Survive the Night
- First edition (US)
- Author: Riley Sager
- Audio read by: Savannah Gilmore
- Language: English
- Genre: Thriller
- Publisher: E. P. Dutton (US) Hodder & Stoughton (UK)
- Publication date: June 29, 2021
- Publication place: United States
- Media type: Print, ebook, audiobook
- Pages: 336 pages
- ISBN: 0593183169 First edition hardback
- Preceded by: Home Before Dark
- Followed by: The House Across the Lake

= Survive the Night (novel) =

2021 novel by Todd Ritter

Survive the Night is a 2021 thriller novel by American author Todd Ritter, under the penname Riley Sager. It was first published in the United States on June 29, 2021 through Dutton and centers upon a woman who realizes that she may be sharing a car ride with a murderer.

==Synopsis==
The book follows Charlie, a young woman who drops out of film college due to the trauma of her best friend Maddy being murdered by a serial killer. Dubbed "The Campus Killer", the murderer had been picking off women on their campus. At the time Charlie had assumed that the murder was one of her visual hallucinations, something she is prone to experiencing, especially in emotional situations. These hallucinations typically appear as film scenes. As she did not stop the murder and cannot provide many helpful details, Charlie is extremely guilt stricken. She arranges for a ride home via a ride share, as she doesn't drive due to her parents dying in a car crash, and through this meets Josh.

Their ride is initially pleasant and the two hit it off, however Charlie becomes convinced that he is the murderer when he mentions that the murderer took one of Maddy's teeth, something that the police did not reveal to the general public. Josh also admits that he came to campus specifically to find Charlie. The two stop at a diner, where Charlie meets a waitress named Marge. She is briefly offered a chance to escape with Marge's help and even manages to call her boyfriend Robbie, but Charlie decides to keep traveling with Josh in order to get revenge and stop him from killing anyone else. This surprises Josh, who assumed that she would have chosen to escape. The two talk some more and Charlie admits that she tried killing herself. She then stabs Josh and flees back to the diner, where she is captured by Marge and taken to an abandoned resort lodge.

Marge reveals that she is Maddy's grandmother and that Josh is a bounty hunter. She hired him in order to bring Charlie to her and force her to give her details of the murder. Unable to give her any of the information she desires as she has begun to hallucinate, Charlie is almost attacked by Marge but saved by the last minute by Josh. Marge shoots Josh and accidentally sets the building on fire by dropping a lantern. Charlie's boyfriend Robbie appears, responding to her earlier call, and saves Charlie from both Marge's fury and the burning building but is injured in the process. This makes it necessary for Charlie to drive.

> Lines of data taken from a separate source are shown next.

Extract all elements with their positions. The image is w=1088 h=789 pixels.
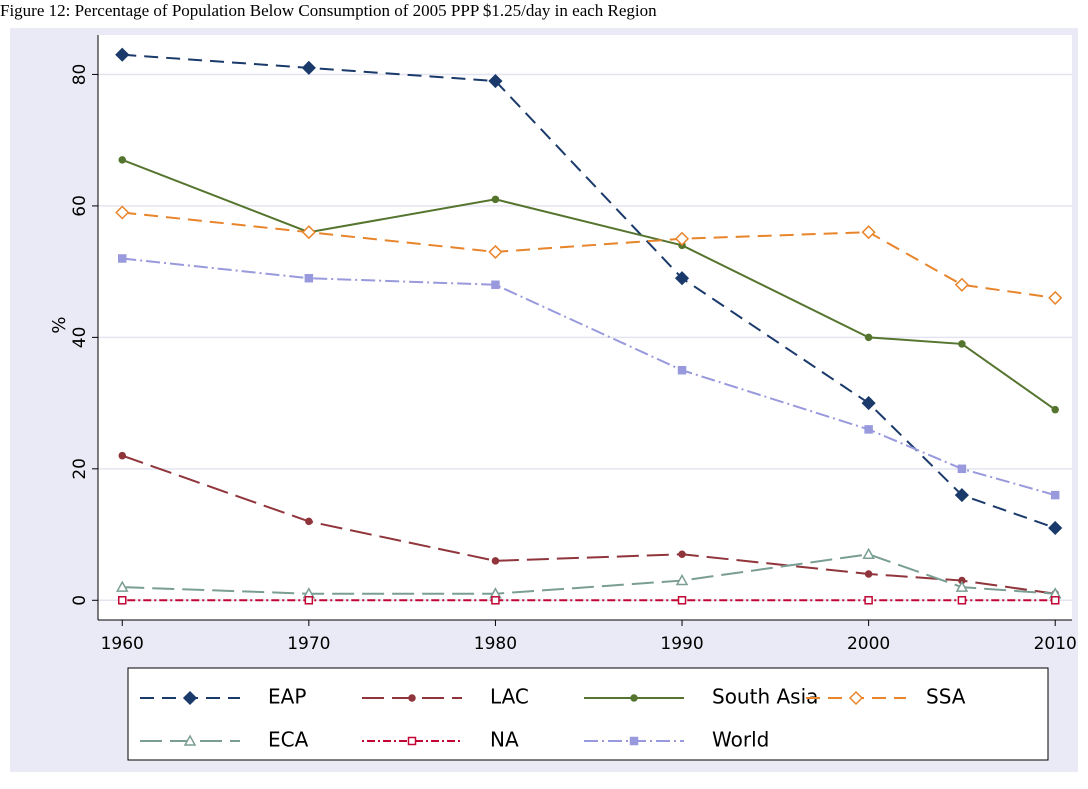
marker [1051, 405, 1059, 414]
marker [861, 225, 876, 240]
marker [488, 73, 503, 89]
marker [118, 156, 127, 164]
marker [491, 596, 500, 605]
marker [674, 271, 690, 286]
marker [182, 690, 198, 706]
marker [862, 547, 875, 560]
marker [957, 596, 967, 605]
marker [957, 464, 967, 474]
legend-label: NA [490, 728, 519, 752]
plot-area [98, 35, 1072, 620]
marker [958, 340, 966, 348]
y-axis-label: % [49, 316, 70, 333]
marker [408, 694, 416, 702]
legend-label: LAC [490, 685, 529, 709]
marker [864, 333, 873, 342]
y-tick-label: 0 [70, 595, 90, 606]
marker [955, 580, 969, 592]
marker [674, 231, 690, 246]
marker [407, 736, 417, 746]
marker [1050, 596, 1060, 605]
marker [678, 550, 686, 559]
x-tick-label: 1970 [287, 634, 330, 654]
marker [864, 596, 873, 605]
marker [491, 557, 500, 565]
marker [1050, 490, 1060, 500]
marker [115, 47, 130, 62]
x-tick-label: 1960 [101, 634, 144, 654]
marker [629, 736, 639, 746]
marker [115, 205, 130, 220]
marker [1048, 290, 1063, 305]
marker [630, 694, 638, 702]
marker [864, 570, 873, 578]
marker [305, 517, 313, 526]
marker [864, 425, 873, 434]
y-tick-label: 20 [70, 458, 90, 480]
y-tick-label: 60 [70, 195, 90, 217]
marker [183, 734, 197, 746]
marker [488, 244, 503, 259]
marker [301, 225, 316, 240]
legend-box [127, 667, 1049, 761]
marker [491, 280, 500, 290]
marker [1048, 520, 1063, 536]
x-tick-label: 1990 [660, 634, 703, 654]
marker [118, 596, 127, 605]
marker [115, 580, 129, 592]
marker [301, 60, 316, 75]
marker [491, 195, 500, 204]
marker [677, 596, 687, 605]
marker [848, 690, 864, 706]
legend-label: ECA [268, 728, 309, 752]
y-tick-label: 40 [70, 327, 90, 349]
legend-label: EAP [268, 685, 306, 709]
legend-label: World [712, 728, 769, 752]
marker [675, 574, 689, 586]
marker [954, 277, 969, 292]
y-tick-label: 80 [70, 64, 90, 86]
x-tick-label: 1980 [474, 634, 517, 654]
marker [118, 254, 127, 263]
x-tick-label: 2000 [847, 634, 890, 654]
marker [304, 273, 314, 283]
x-tick-label: 2010 [1034, 634, 1077, 654]
marker [304, 596, 314, 605]
marker [118, 451, 127, 460]
marker [677, 365, 687, 375]
chart-title: Figure 12: Percentage of Population Belo… [0, 1, 657, 20]
legend-label: South Asia [712, 685, 818, 709]
marker [861, 396, 876, 411]
marker [954, 488, 969, 503]
legend-label: SSA [926, 685, 966, 709]
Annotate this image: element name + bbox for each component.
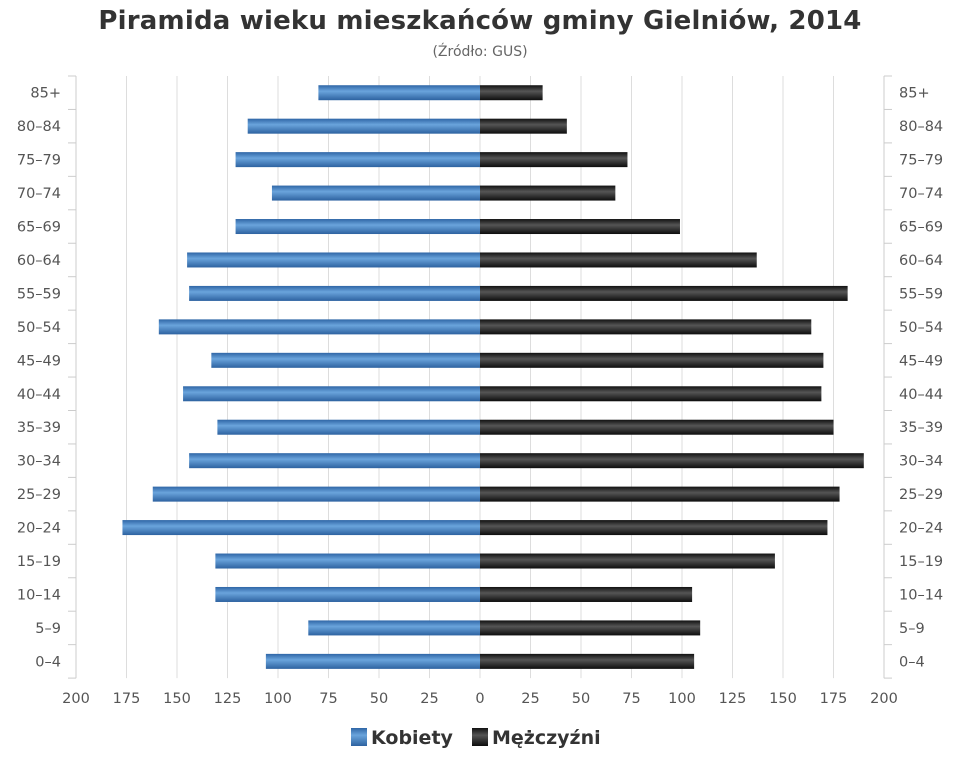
y-tick-label-right: 80–84 bbox=[899, 119, 943, 135]
bar-mezczyzni bbox=[480, 453, 864, 469]
x-tick-label: 25 bbox=[521, 691, 539, 707]
x-tick-label: 200 bbox=[870, 691, 898, 707]
bar-kobiety bbox=[247, 118, 480, 134]
bar-mezczyzni bbox=[480, 419, 834, 435]
y-tick-label-left: 60–64 bbox=[17, 253, 61, 269]
bar-kobiety bbox=[318, 85, 480, 101]
y-tick-label-right: 25–29 bbox=[899, 487, 943, 503]
x-tick-label: 0 bbox=[475, 691, 484, 707]
y-tick-label-left: 10–14 bbox=[17, 587, 61, 603]
bar-mezczyzni bbox=[480, 553, 775, 569]
y-tick-label-left: 30–34 bbox=[17, 454, 61, 470]
bar-mezczyzni bbox=[480, 486, 840, 502]
y-tick-label-right: 50–54 bbox=[899, 320, 943, 336]
y-tick-label-right: 15–19 bbox=[899, 554, 943, 570]
y-tick-label-left: 85+ bbox=[30, 86, 61, 102]
y-tick-label-right: 30–34 bbox=[899, 454, 943, 470]
bar-mezczyzni bbox=[480, 653, 695, 669]
bar-kobiety bbox=[265, 653, 480, 669]
bar-kobiety bbox=[235, 152, 480, 168]
bar-kobiety bbox=[183, 386, 480, 402]
chart-title: Piramida wieku mieszkańców gminy Gielnió… bbox=[98, 6, 862, 36]
y-tick-label-right: 65–69 bbox=[899, 220, 943, 236]
x-tick-label: 150 bbox=[769, 691, 797, 707]
y-tick-label-left: 75–79 bbox=[17, 153, 61, 169]
y-tick-label-left: 35–39 bbox=[17, 420, 61, 436]
bar-kobiety bbox=[271, 185, 480, 201]
y-tick-label-right: 5–9 bbox=[899, 621, 925, 637]
bar-mezczyzni bbox=[480, 285, 848, 301]
x-tick-label: 125 bbox=[719, 691, 747, 707]
bar-kobiety bbox=[235, 219, 480, 235]
bar-mezczyzni bbox=[480, 386, 822, 402]
y-tick-label-right: 10–14 bbox=[899, 587, 943, 603]
y-tick-label-right: 35–39 bbox=[899, 420, 943, 436]
y-tick-label-right: 85+ bbox=[899, 86, 930, 102]
bar-mezczyzni bbox=[480, 185, 616, 201]
bar-mezczyzni bbox=[480, 85, 543, 101]
bar-kobiety bbox=[215, 553, 480, 569]
y-tick-label-right: 70–74 bbox=[899, 186, 943, 202]
x-tick-label: 175 bbox=[113, 691, 141, 707]
y-tick-label-left: 65–69 bbox=[17, 220, 61, 236]
bar-kobiety bbox=[189, 453, 480, 469]
bar-mezczyzni bbox=[480, 520, 828, 536]
y-tick-label-left: 15–19 bbox=[17, 554, 61, 570]
bar-mezczyzni bbox=[480, 319, 812, 335]
x-tick-label: 175 bbox=[820, 691, 848, 707]
x-tick-label: 50 bbox=[370, 691, 388, 707]
bar-kobiety bbox=[217, 419, 480, 435]
bar-mezczyzni bbox=[480, 219, 680, 235]
y-tick-label-right: 55–59 bbox=[899, 286, 943, 302]
bar-kobiety bbox=[122, 520, 481, 536]
x-tick-label: 75 bbox=[319, 691, 337, 707]
bar-kobiety bbox=[189, 285, 480, 301]
y-tick-label-left: 40–44 bbox=[17, 387, 61, 403]
x-tick-label: 75 bbox=[622, 691, 640, 707]
x-tick-label: 200 bbox=[62, 691, 90, 707]
y-tick-label-right: 45–49 bbox=[899, 353, 943, 369]
y-tick-label-left: 25–29 bbox=[17, 487, 61, 503]
y-tick-label-left: 20–24 bbox=[17, 521, 61, 537]
legend-symbol-kobiety bbox=[351, 728, 367, 746]
bar-kobiety bbox=[158, 319, 480, 335]
y-tick-label-left: 45–49 bbox=[17, 353, 61, 369]
y-tick-label-left: 80–84 bbox=[17, 119, 61, 135]
chart-subtitle: (Źródło: GUS) bbox=[432, 44, 528, 60]
legend-label-kobiety: Kobiety bbox=[371, 727, 454, 749]
x-tick-label: 25 bbox=[420, 691, 438, 707]
y-tick-label-right: 0–4 bbox=[899, 654, 925, 670]
bar-kobiety bbox=[215, 586, 480, 602]
y-tick-label-right: 60–64 bbox=[899, 253, 943, 269]
y-tick-label-right: 20–24 bbox=[899, 521, 943, 537]
x-tick-label: 125 bbox=[214, 691, 242, 707]
bar-mezczyzni bbox=[480, 118, 567, 134]
y-tick-label-left: 0–4 bbox=[35, 654, 61, 670]
bar-mezczyzni bbox=[480, 152, 628, 168]
y-tick-label-left: 55–59 bbox=[17, 286, 61, 302]
bar-kobiety bbox=[152, 486, 480, 502]
bar-kobiety bbox=[211, 352, 480, 368]
y-tick-label-left: 70–74 bbox=[17, 186, 61, 202]
legend-symbol-mezczyzni bbox=[472, 728, 488, 746]
y-tick-label-right: 40–44 bbox=[899, 387, 943, 403]
legend-label-mezczyzni: Mężczyźni bbox=[492, 727, 601, 749]
y-tick-label-left: 50–54 bbox=[17, 320, 61, 336]
x-tick-label: 100 bbox=[668, 691, 696, 707]
bar-mezczyzni bbox=[480, 620, 701, 636]
y-tick-label-right: 75–79 bbox=[899, 153, 943, 169]
x-tick-label: 100 bbox=[264, 691, 292, 707]
bar-mezczyzni bbox=[480, 252, 757, 268]
bar-kobiety bbox=[308, 620, 480, 636]
bar-mezczyzni bbox=[480, 586, 693, 602]
x-tick-label: 50 bbox=[572, 691, 590, 707]
y-tick-label-left: 5–9 bbox=[35, 621, 61, 637]
x-tick-label: 150 bbox=[163, 691, 191, 707]
bar-kobiety bbox=[187, 252, 480, 268]
bar-mezczyzni bbox=[480, 352, 824, 368]
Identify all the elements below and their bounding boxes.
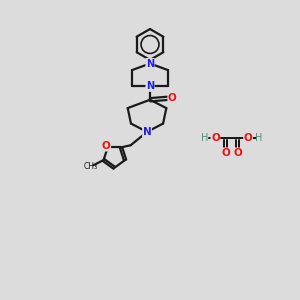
Text: O: O <box>244 133 253 143</box>
Text: N: N <box>143 127 152 137</box>
Text: N: N <box>146 58 154 68</box>
Text: O: O <box>168 93 177 103</box>
Text: O: O <box>233 148 242 158</box>
Text: O: O <box>211 133 220 143</box>
Text: CH₃: CH₃ <box>84 162 98 171</box>
Text: O: O <box>221 148 230 158</box>
Text: O: O <box>102 141 111 151</box>
Text: N: N <box>146 81 154 92</box>
Text: H: H <box>201 133 209 143</box>
Text: H: H <box>255 133 262 143</box>
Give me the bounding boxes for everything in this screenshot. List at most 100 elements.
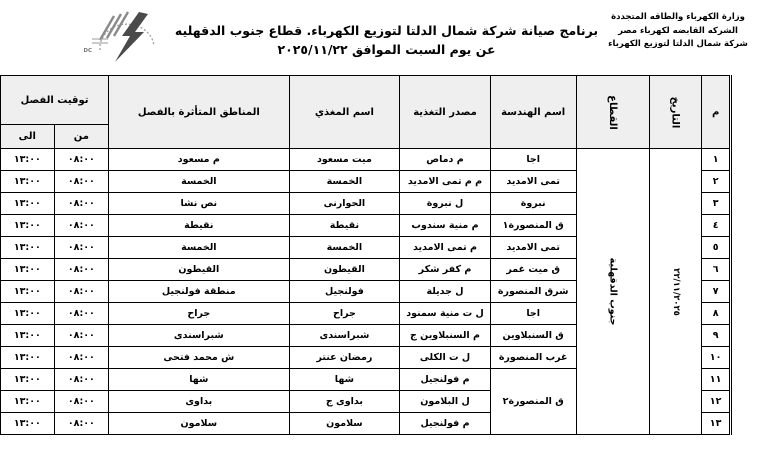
cell-time-from: ٠٨:٠٠: [53, 280, 110, 303]
sector-value: جنوب الدقهلية: [607, 257, 619, 326]
cell-feed-source: م فولنجيل: [399, 368, 491, 391]
header-outage-timing: توقيت الفصل: [0, 75, 110, 125]
cell-time-from: ٠٨:٠٠: [53, 368, 110, 391]
document-title-line2: عن يوم السبت الموافق ٢٠٢٥/١١/٢٢: [277, 42, 496, 58]
letterhead-line-ministry: وزارة الكهرباء والطاقه المتجددة: [611, 12, 745, 22]
cell-feeder: ميت مسعود: [288, 148, 401, 171]
cell-feeder: الخمسة: [288, 236, 401, 259]
cell-time-from: ٠٨:٠٠: [53, 302, 110, 325]
cell-feed-source: م دماص: [399, 148, 491, 171]
table-row: ١٠ غرب المنصورة ل ت الكلى رمضان عنتر ش م…: [0, 346, 731, 369]
header-time-to: الى: [0, 124, 55, 149]
cell-feed-source: ل ت الكلى: [399, 346, 491, 369]
cell-serial: ٩: [701, 324, 731, 347]
cell-time-to: ١٣:٠٠: [0, 258, 55, 281]
letterhead-line-company: شركة شمال الدلتا لتوزيع الكهرباء: [608, 39, 748, 50]
cell-feed-source: ل ت منية سمنود: [399, 302, 491, 325]
cell-affected-areas: الخمسة: [108, 170, 290, 193]
cell-engineering: نبروة: [489, 192, 577, 215]
cell-engineering: ق السنبلاوين: [489, 324, 577, 347]
cell-feeder: القيطون: [288, 258, 401, 281]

While she is prepping herself to drive she discovers a ring box containing several teeth, revealing that Robbie is the true murderer. Horrified, Charlie manages to handcuff Robbie to the car and drive it into the river, drowning him. Charlie escapes, but manages to take one of Robbie's teeth in the process. She tells the police about her discovery but leaves out any information about Marge's involvement. She's taken to the hospital where she reunites with Marge, giving her Robbie's tooth to show that Maddy has been avenged. Outside the hospital she also reunites with Josh and the two begin dating.

The book's epilogue reveals that the events of the novel were a film adaptation of the truth. Robbie was the murderer and Charlie did start a relationship with Josh, who left the bounty hunter profession in order to become a chauffeur. She muses that the real life events were more tragic and less picturesque, as Marge had shot herself after Charlie left the lodge, but that she prefers real life to films.

==Development==
Per Sager, he had planned for Charlie to be a former film student from the start as "that’s what I was in the ’90s" and wanted to include several film and music references from the era. The character's visual hallucinations and past trauma involving cars were included in the book in order to resolve the issue of why Charlie would remain in the car with a suspected murderer, as she would see herself as an unreliable narrator for what is happening around her.

==Release==
Survive the Night was first published in hardback and ebook formats in the United States on June 29, 2021 through Dutton. An audiobook adaptation read by Savannah Gilmore was released simultaneously through Penguin Audio. A paperback edition will be released on August 30, 2022, also through Dutton.

==Reception==
USA Today gave Survive the Night a favorable review, as did Bruce DeSilva, who praised it as a "first-rate read". A reviewer for the Sun Sentinel was also positive, noting that "Sager constantly keeps the reader off-kilter with clever twists and turns that are as terrifying as they are believable, while blurring the line between Charlie’s experiences and her fantasies."